Куда убежишь от горя, от скорбных мыслей? Эх, судьба проклятая! Был бы в его руках общий казахский трон, разве допустил бы он страну до такого падения и несчастья?! После первой же страшной, лютой зимы посадил бы мужчин на коней и сказал бы им: «Один раз родились один раз и умрем!» Повел бы их за собой — ударил бы с тыла по джунгарам, сцепившимся в схватке с китайцами. Или внезапно напал бы на калмыков. Не случалось почти такого, чтобы казахи отправились сами на битву и проиграли. Все их поражения случались, когда жили они безмятежно, когда на них нежданно наскакивал враг.

...И на Аягузе, если бы не попрятались они в норах и в укреплениях, то и там не дали бы себя одолеть.

«Пригнать бы от джунгар, занятых войной с китайцами, хоть часть их табунов, пасущихся на тучных, зеленых пастбищах Семиречья! Я накормил бы свежим мясом, поддержал истощенных голодом людей!.. Ладно, не хватит у нас решимости двинуться на джунгар, но сил на Бухару и Хиву должно хватить! Хивинцы и бухарцы сеют хлеб,

погреба их полны припасами. Они к тому же совсем обнаглели, отбирают верблюдов, одежду у казахов, когда казахи едут на базары, а потом еще с гиканьем и хохотом разгоняют обобранных людей, гоняются за ними, сытые, на откормленных конях! Их-то можно проучить!..

Соседние ханства, выжидавшие после смерти Тауке, оживились! Еще бы! Болат в Туркестане занят лишь тем, что тянет руку к дастархану, да на перинах пушистых нежится. Ничего не добившись набегами на калмыков и попытками сблизиться с русскими, умер Кайып. Не в походе умер, а в своей постели, в желтой, как выжженная степь, тоске.

Смерть его вызвала много разных толков, уж очень неожиданной она была. Одни утверждали, что его отравил младший брат Самеке, чтобы завладеть властью в Среднем жузе. Другие подозревали Болата, главного хана, третьи намекали на меня, хотя я-то находился в ту пору далеко от Кайыпа. Если где-то что-то случается, то почему-то винят во всем меня! Много сплетен и слухов ходило — обрадовались наши сплетники. Им только была бы пища...»

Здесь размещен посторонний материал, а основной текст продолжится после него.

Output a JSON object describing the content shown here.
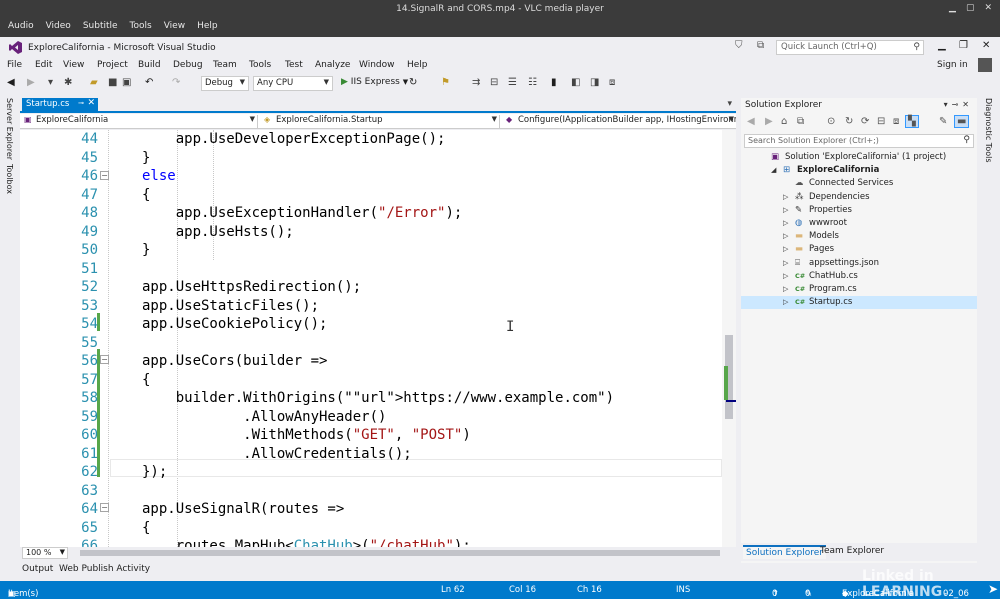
{
  "vlc": {
    "title": "14.SignalR and CORS.mp4 - VLC media player",
    "menu": [
      "Audio",
      "Video",
      "Subtitle",
      "Tools",
      "View",
      "Help"
    ]
  },
  "vs": {
    "title": "ExploreCalifornia - Microsoft Visual Studio",
    "quick_launch_placeholder": "Quick Launch (Ctrl+Q)",
    "menu": [
      "File",
      "Edit",
      "View",
      "Project",
      "Build",
      "Debug",
      "Team",
      "Tools",
      "Test",
      "Analyze",
      "Window",
      "Help"
    ],
    "sign_in": "Sign in"
  },
  "toolbar": {
    "config": "Debug",
    "platform": "Any CPU",
    "run_target": "IIS Express"
  },
  "side_left": {
    "server_explorer": "Server Explorer",
    "toolbox": "Toolbox"
  },
  "side_right": {
    "diagnostic_tools": "Diagnostic Tools"
  },
  "doc_tab": {
    "label": "Startup.cs"
  },
  "nav": {
    "project": "ExploreCalifornia",
    "class": "ExploreCalifornia.Startup",
    "member": "Configure(IApplicationBuilder app, IHostingEnvironme"
  },
  "editor": {
    "lines": [
      {
        "n": "44",
        "t": "            app.UseDeveloperExceptionPage();"
      },
      {
        "n": "45",
        "t": "        }"
      },
      {
        "n": "46",
        "t": "        else"
      },
      {
        "n": "47",
        "t": "        {"
      },
      {
        "n": "48",
        "t": "            app.UseExceptionHandler(\"/Error\");"
      },
      {
        "n": "49",
        "t": "            app.UseHsts();"
      },
      {
        "n": "50",
        "t": "        }"
      },
      {
        "n": "51",
        "t": ""
      },
      {
        "n": "52",
        "t": "        app.UseHttpsRedirection();"
      },
      {
        "n": "53",
        "t": "        app.UseStaticFiles();"
      },
      {
        "n": "54",
        "t": "        app.UseCookiePolicy();"
      },
      {
        "n": "55",
        "t": ""
      },
      {
        "n": "56",
        "t": "        app.UseCors(builder =>"
      },
      {
        "n": "57",
        "t": "        {"
      },
      {
        "n": "58",
        "t": "            builder.WithOrigins(\"https://www.example.com\")"
      },
      {
        "n": "59",
        "t": "                    .AllowAnyHeader()"
      },
      {
        "n": "60",
        "t": "                    .WithMethods(\"GET\", \"POST\")"
      },
      {
        "n": "61",
        "t": "                    .AllowCredentials();"
      },
      {
        "n": "62",
        "t": "        });"
      },
      {
        "n": "63",
        "t": ""
      },
      {
        "n": "64",
        "t": "        app.UseSignalR(routes =>"
      },
      {
        "n": "65",
        "t": "        {"
      },
      {
        "n": "66",
        "t": "            routes.MapHub<ChatHub>(\"/chatHub\");"
      }
    ]
  },
  "zoom": "100 %",
  "bottom_tabs": [
    "Output",
    "Web Publish Activity"
  ],
  "solution_explorer": {
    "title": "Solution Explorer",
    "search_placeholder": "Search Solution Explorer (Ctrl+;)",
    "tree": [
      {
        "label": "Solution 'ExploreCalifornia' (1 project)",
        "level": 0,
        "exp": "",
        "icon": "solution-icon"
      },
      {
        "label": "ExploreCalifornia",
        "level": 1,
        "exp": "open",
        "icon": "project-icon",
        "bold": true
      },
      {
        "label": "Connected Services",
        "level": 2,
        "exp": "",
        "icon": "connected-services-icon"
      },
      {
        "label": "Dependencies",
        "level": 2,
        "exp": "closed",
        "icon": "dependencies-icon"
      },
      {
        "label": "Properties",
        "level": 2,
        "exp": "closed",
        "icon": "properties-icon"
      },
      {
        "label": "wwwroot",
        "level": 2,
        "exp": "closed",
        "icon": "globe-icon"
      },
      {
        "label": "Models",
        "level": 2,
        "exp": "closed",
        "icon": "folder-icon"
      },
      {
        "label": "Pages",
        "level": 2,
        "exp": "closed",
        "icon": "folder-icon"
      },
      {
        "label": "appsettings.json",
        "level": 2,
        "exp": "closed",
        "icon": "json-file-icon"
      },
      {
        "label": "ChatHub.cs",
        "level": 2,
        "exp": "closed",
        "icon": "csharp-file-icon"
      },
      {
        "label": "Program.cs",
        "level": 2,
        "exp": "closed",
        "icon": "csharp-file-icon"
      },
      {
        "label": "Startup.cs",
        "level": 2,
        "exp": "closed",
        "icon": "csharp-file-icon",
        "selected": true
      }
    ],
    "tabs": [
      "Solution Explorer",
      "Team Explorer"
    ]
  },
  "status": {
    "message": "Item(s) Saved",
    "ln": "Ln 62",
    "col": "Col 16",
    "ch": "Ch 16",
    "mode": "INS",
    "up": "0",
    "edits": "0",
    "repo": "ExploreCalifornia",
    "branch": "02_06"
  },
  "watermark": "Linked in LEARNING"
}
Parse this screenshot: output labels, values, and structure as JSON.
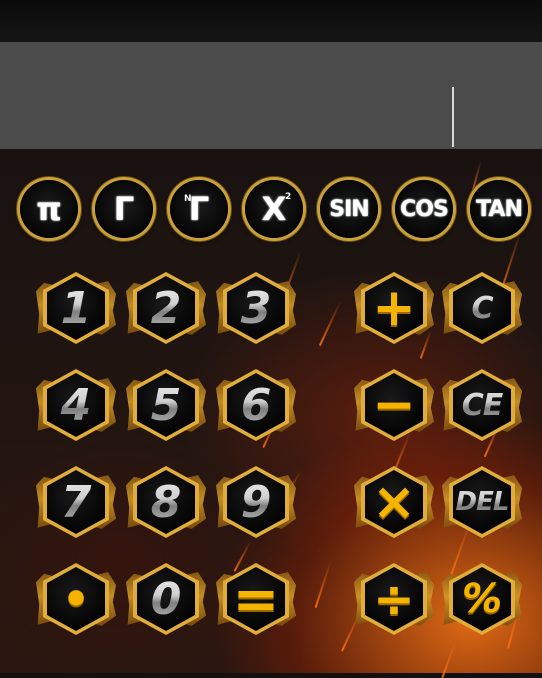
{
  "display": {
    "value": ""
  },
  "functions": [
    {
      "name": "pi",
      "label": "π"
    },
    {
      "name": "gamma",
      "label": "Γ"
    },
    {
      "name": "nth-gamma",
      "label": "Γ",
      "sup": "N"
    },
    {
      "name": "x-squared",
      "label": "X",
      "sup": "2"
    },
    {
      "name": "sin",
      "label": "SIN"
    },
    {
      "name": "cos",
      "label": "COS"
    },
    {
      "name": "tan",
      "label": "TAN"
    }
  ],
  "digits": {
    "one": "1",
    "two": "2",
    "three": "3",
    "four": "4",
    "five": "5",
    "six": "6",
    "seven": "7",
    "eight": "8",
    "nine": "9",
    "zero": "0"
  },
  "operators": {
    "plus": "+",
    "minus": "−",
    "multiply": "×",
    "divide": "÷",
    "equals": "=",
    "dot": "•",
    "percent": "%"
  },
  "controls": {
    "clear": "C",
    "clear_entry": "CE",
    "delete": "DEL"
  },
  "colors": {
    "gold": "#f4b400",
    "rim": "#e0ad3a",
    "display_bg": "#4b4b4b"
  }
}
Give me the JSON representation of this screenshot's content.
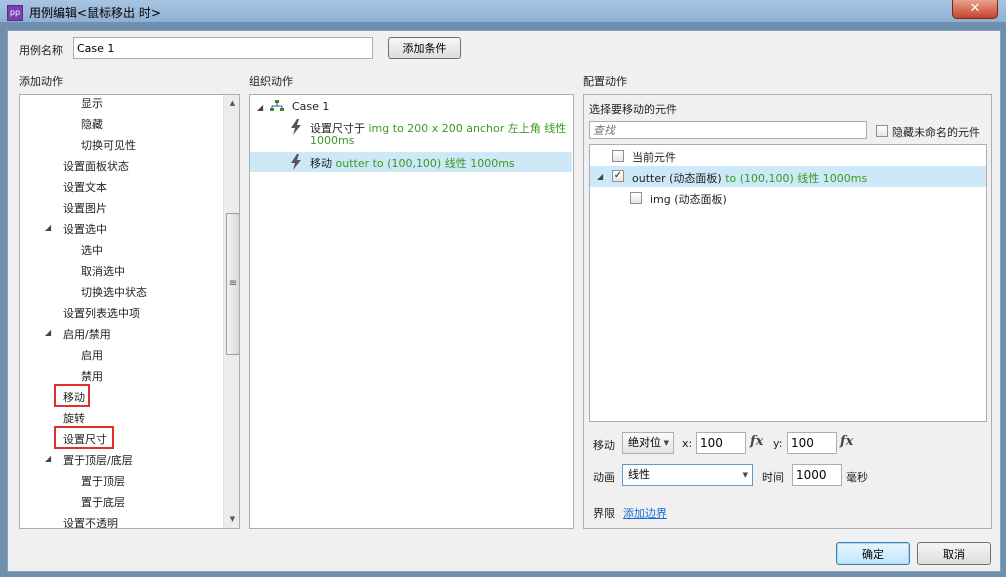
{
  "window": {
    "title": "用例编辑<鼠标移出 时>",
    "close_glyph": "✕",
    "app_icon_text": "pp"
  },
  "case_name": {
    "label": "用例名称",
    "value": "Case 1",
    "add_condition_label": "添加条件"
  },
  "sections": {
    "add_action": "添加动作",
    "organize_action": "组织动作",
    "config_action": "配置动作"
  },
  "action_tree": [
    {
      "label": "显示",
      "indent": 2
    },
    {
      "label": "隐藏",
      "indent": 2
    },
    {
      "label": "切换可见性",
      "indent": 2
    },
    {
      "label": "设置面板状态",
      "indent": 1
    },
    {
      "label": "设置文本",
      "indent": 1
    },
    {
      "label": "设置图片",
      "indent": 1
    },
    {
      "label": "设置选中",
      "indent": 1,
      "expanded": true
    },
    {
      "label": "选中",
      "indent": 2
    },
    {
      "label": "取消选中",
      "indent": 2
    },
    {
      "label": "切换选中状态",
      "indent": 2
    },
    {
      "label": "设置列表选中项",
      "indent": 1
    },
    {
      "label": "启用/禁用",
      "indent": 1,
      "expanded": true
    },
    {
      "label": "启用",
      "indent": 2
    },
    {
      "label": "禁用",
      "indent": 2
    },
    {
      "label": "移动",
      "indent": 1,
      "highlight": true
    },
    {
      "label": "旋转",
      "indent": 1
    },
    {
      "label": "设置尺寸",
      "indent": 1,
      "highlight": true
    },
    {
      "label": "置于顶层/底层",
      "indent": 1,
      "expanded": true
    },
    {
      "label": "置于顶层",
      "indent": 2
    },
    {
      "label": "置于底层",
      "indent": 2
    },
    {
      "label": "设置不透明",
      "indent": 1
    }
  ],
  "organize": {
    "case_label": "Case 1",
    "actions": [
      {
        "verb": "设置尺寸于",
        "detail": "img to 200 x 200 anchor",
        "green": "左上角 线性",
        "line2": "1000ms"
      },
      {
        "verb": "移动",
        "detail": "",
        "green": "outter to (100,100) 线性 1000ms",
        "selected": true
      }
    ]
  },
  "config": {
    "heading": "选择要移动的元件",
    "search_placeholder": "查找",
    "hide_unnamed_label": "隐藏未命名的元件",
    "widgets": [
      {
        "name": "当前元件",
        "detail": "",
        "checked": false,
        "indent": 0
      },
      {
        "name": "outter (动态面板)",
        "detail": "to (100,100) 线性 1000ms",
        "checked": true,
        "indent": 0,
        "expanded": true,
        "selected": true
      },
      {
        "name": "img (动态面板)",
        "detail": "",
        "checked": false,
        "indent": 1
      }
    ],
    "move": {
      "label": "移动",
      "mode": "绝对位",
      "x_label": "x:",
      "x_value": "100",
      "y_label": "y:",
      "y_value": "100",
      "fx": "fx"
    },
    "animate": {
      "label": "动画",
      "value": "线性",
      "time_label": "时间",
      "time_value": "1000",
      "unit": "毫秒"
    },
    "bounds": {
      "label": "界限",
      "link": "添加边界"
    }
  },
  "footer": {
    "ok": "确定",
    "cancel": "取消"
  }
}
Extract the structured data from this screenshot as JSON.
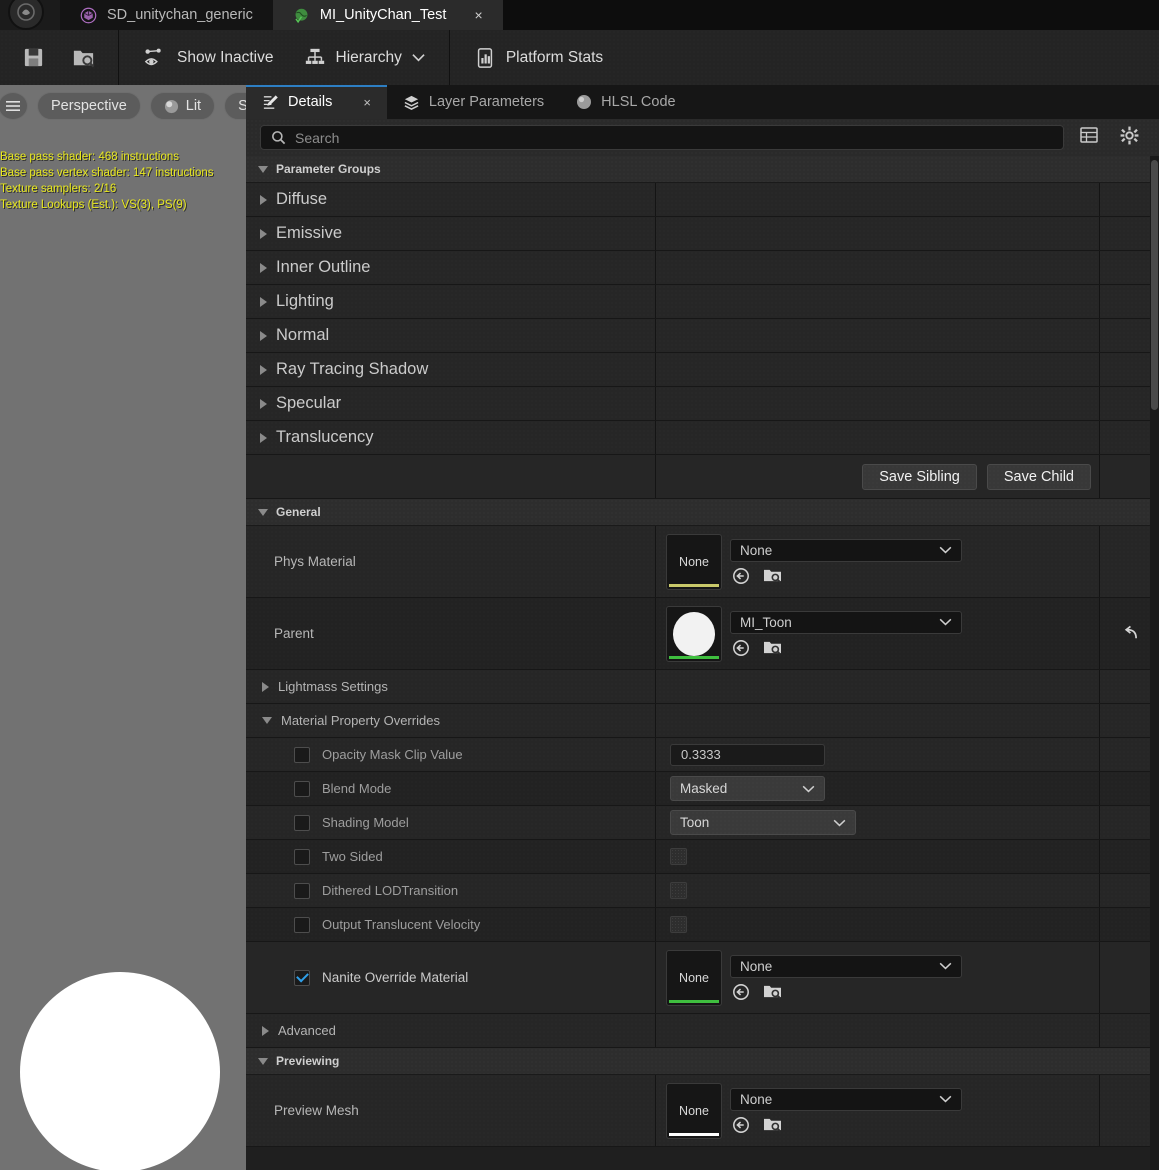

Абулхаир с Кайыпом стали сватами. Есть у казахов традиция: подружатся джигит с джигитом — обмениваются конями, подружатся влиятельный человек с влиятельным человеком — они роднятся, женят детей или близких родственников... Согласно этой традиции, Кайып женил своего сына Батыра на младшей двоюродной сестре Абулхаира.